Start by creating a Spark session and loading in data, using the following code:

In [None]:
# Start Spark session
from pyspark.sql import SparkSession
spark = SparkSession.builder.appName("DataFrameFunctions").getOrCreate()

In [None]:
# Read in data from S3 Buckets
from pyspark import SparkFiles
url ="https://s3.amazonaws.com/dataviz-curriculum/day_1/wine.csv"
spark.sparkContext.addFile(url)
df = spark.read.csv(SparkFiles.get("wine.csv"), sep=",", header=True)

# Show DataFrame
df.show()

Now we'll use this data to identify the difference between transformations and actions.


Transformations are the instructions for the computation. With the data loaded in, let's perform some transformations. What do you think will happen after we run the following code?

In [None]:
# Order a DataFrame by ascending values
df.orderBy(df["points"].desc())

If you guessed that nothing would happen yet, you would be correct. Here we applied the transformation to order the DataFrame by points in descending order. All we're doing is telling Spark that we want this DataFrame to be organized in this particular way, and Spark says, "Okay, got it—just let me know when you want me to do this."

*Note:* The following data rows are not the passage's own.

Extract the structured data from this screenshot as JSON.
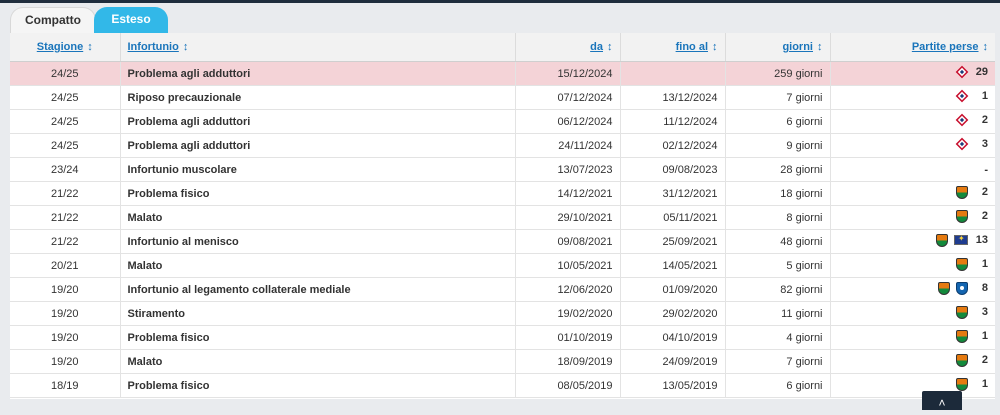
{
  "tabs": [
    {
      "label": "Compatto",
      "active": false
    },
    {
      "label": "Esteso",
      "active": true
    }
  ],
  "table": {
    "headers": {
      "season": "Stagione",
      "injury": "Infortunio",
      "from": "da",
      "until": "fino al",
      "days": "giorni",
      "games": "Partite perse"
    },
    "sort_icon": "↕",
    "rows": [
      {
        "season": "24/25",
        "injury": "Problema agli adduttori",
        "from": "15/12/2024",
        "until": "",
        "days": "259 giorni",
        "clubs": [
          "lille-logo-icon"
        ],
        "games": "29",
        "highlight": true
      },
      {
        "season": "24/25",
        "injury": "Riposo precauzionale",
        "from": "07/12/2024",
        "until": "13/12/2024",
        "days": "7 giorni",
        "clubs": [
          "lille-logo-icon"
        ],
        "games": "1",
        "highlight": false
      },
      {
        "season": "24/25",
        "injury": "Problema agli adduttori",
        "from": "06/12/2024",
        "until": "11/12/2024",
        "days": "6 giorni",
        "clubs": [
          "lille-logo-icon"
        ],
        "games": "2",
        "highlight": false
      },
      {
        "season": "24/25",
        "injury": "Problema agli adduttori",
        "from": "24/11/2024",
        "until": "02/12/2024",
        "days": "9 giorni",
        "clubs": [
          "lille-logo-icon"
        ],
        "games": "3",
        "highlight": false
      },
      {
        "season": "23/24",
        "injury": "Infortunio muscolare",
        "from": "13/07/2023",
        "until": "09/08/2023",
        "days": "28 giorni",
        "clubs": [],
        "games": "-",
        "highlight": false
      },
      {
        "season": "21/22",
        "injury": "Problema fisico",
        "from": "14/12/2021",
        "until": "31/12/2021",
        "days": "18 giorni",
        "clubs": [
          "venezia-logo-icon"
        ],
        "games": "2",
        "highlight": false
      },
      {
        "season": "21/22",
        "injury": "Malato",
        "from": "29/10/2021",
        "until": "05/11/2021",
        "days": "8 giorni",
        "clubs": [
          "venezia-logo-icon"
        ],
        "games": "2",
        "highlight": false
      },
      {
        "season": "21/22",
        "injury": "Infortunio al menisco",
        "from": "09/08/2021",
        "until": "25/09/2021",
        "days": "48 giorni",
        "clubs": [
          "venezia-logo-icon",
          "national-team-logo-icon"
        ],
        "games": "13",
        "highlight": false
      },
      {
        "season": "20/21",
        "injury": "Malato",
        "from": "10/05/2021",
        "until": "14/05/2021",
        "days": "5 giorni",
        "clubs": [
          "venezia-logo-icon"
        ],
        "games": "1",
        "highlight": false
      },
      {
        "season": "19/20",
        "injury": "Infortunio al legamento collaterale mediale",
        "from": "12/06/2020",
        "until": "01/09/2020",
        "days": "82 giorni",
        "clubs": [
          "venezia-logo-icon",
          "genk-logo-icon"
        ],
        "games": "8",
        "highlight": false
      },
      {
        "season": "19/20",
        "injury": "Stiramento",
        "from": "19/02/2020",
        "until": "29/02/2020",
        "days": "11 giorni",
        "clubs": [
          "venezia-logo-icon"
        ],
        "games": "3",
        "highlight": false
      },
      {
        "season": "19/20",
        "injury": "Problema fisico",
        "from": "01/10/2019",
        "until": "04/10/2019",
        "days": "4 giorni",
        "clubs": [
          "venezia-logo-icon"
        ],
        "games": "1",
        "highlight": false
      },
      {
        "season": "19/20",
        "injury": "Malato",
        "from": "18/09/2019",
        "until": "24/09/2019",
        "days": "7 giorni",
        "clubs": [
          "venezia-logo-icon"
        ],
        "games": "2",
        "highlight": false
      },
      {
        "season": "18/19",
        "injury": "Problema fisico",
        "from": "08/05/2019",
        "until": "13/05/2019",
        "days": "6 giorni",
        "clubs": [
          "venezia-logo-icon"
        ],
        "games": "1",
        "highlight": false
      }
    ]
  },
  "scroll_top_icon": "chevron-up-icon"
}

Actions direct Spark to perform the computation instructions and return a result. What do you think will happen when you add .show(5) to the DataFrame?

In [None]:
df.orderBy(df['points'].desc()).show(5)

![image.png](attachment:image.png)

## Recap
Let's break down these concepts one more time:

orderBy() and desc() are transformations telling Spark how to organize the data. Spark will read these transformations as instructions, but it won't act on them just yet.
show() is an action that gives the go-ahead for Spark to run all of those transformations and to produce a result.

## More Functions
Let's take a look at a few more functions that we can use with Spark. As you continue to enter the code in your notebooks, keep in mind which methods you think are transformations and which ones are actions.

Spark can import additional functions, such as averages. Type and run the following code:

In [None]:
# Import Functions
from pyspark.sql.functions import avg
df.select(avg('points')).show'()

![image.png](attachment:image.png)

The avg() function is the transformation, and show() is the action.

Spark can filter on columns by supplying the name of the column and operator and what to compare it against. Refer to the following code and results:

In [None]:
# Filter
df.filter9'price<20').show (5)

![image.png](attachment:image.png)

Filter is the transformation and show is the action.

We can also filter and select certain columns:

In [None]:
# Filter by price on certain columns
df.filter('price<20').select(['points','country', 'winery', 'price']).show(5)

![image.png](attachment:image.png)

Both filter and select are separate transformations, and show is again the action.

Spark has multiple ways to perform transformations. For instance, how we were filtering our DataFrame was actually using SQL context with price<20.

However, we can also perform the same transformations using Python:



In [None]:
# Filter
df.filter("price<20").show(5)
# Filter by price on certain columns
df.filter("price<20").select(['points','country', 'winery','price']).show(5)

# Filter on exact state
df.filter(df["country"] == "US").show()

You might notice that there are more transformations than actions. Usually, we want to do several things with a dataset, but we'll only want to see those results in a few ways.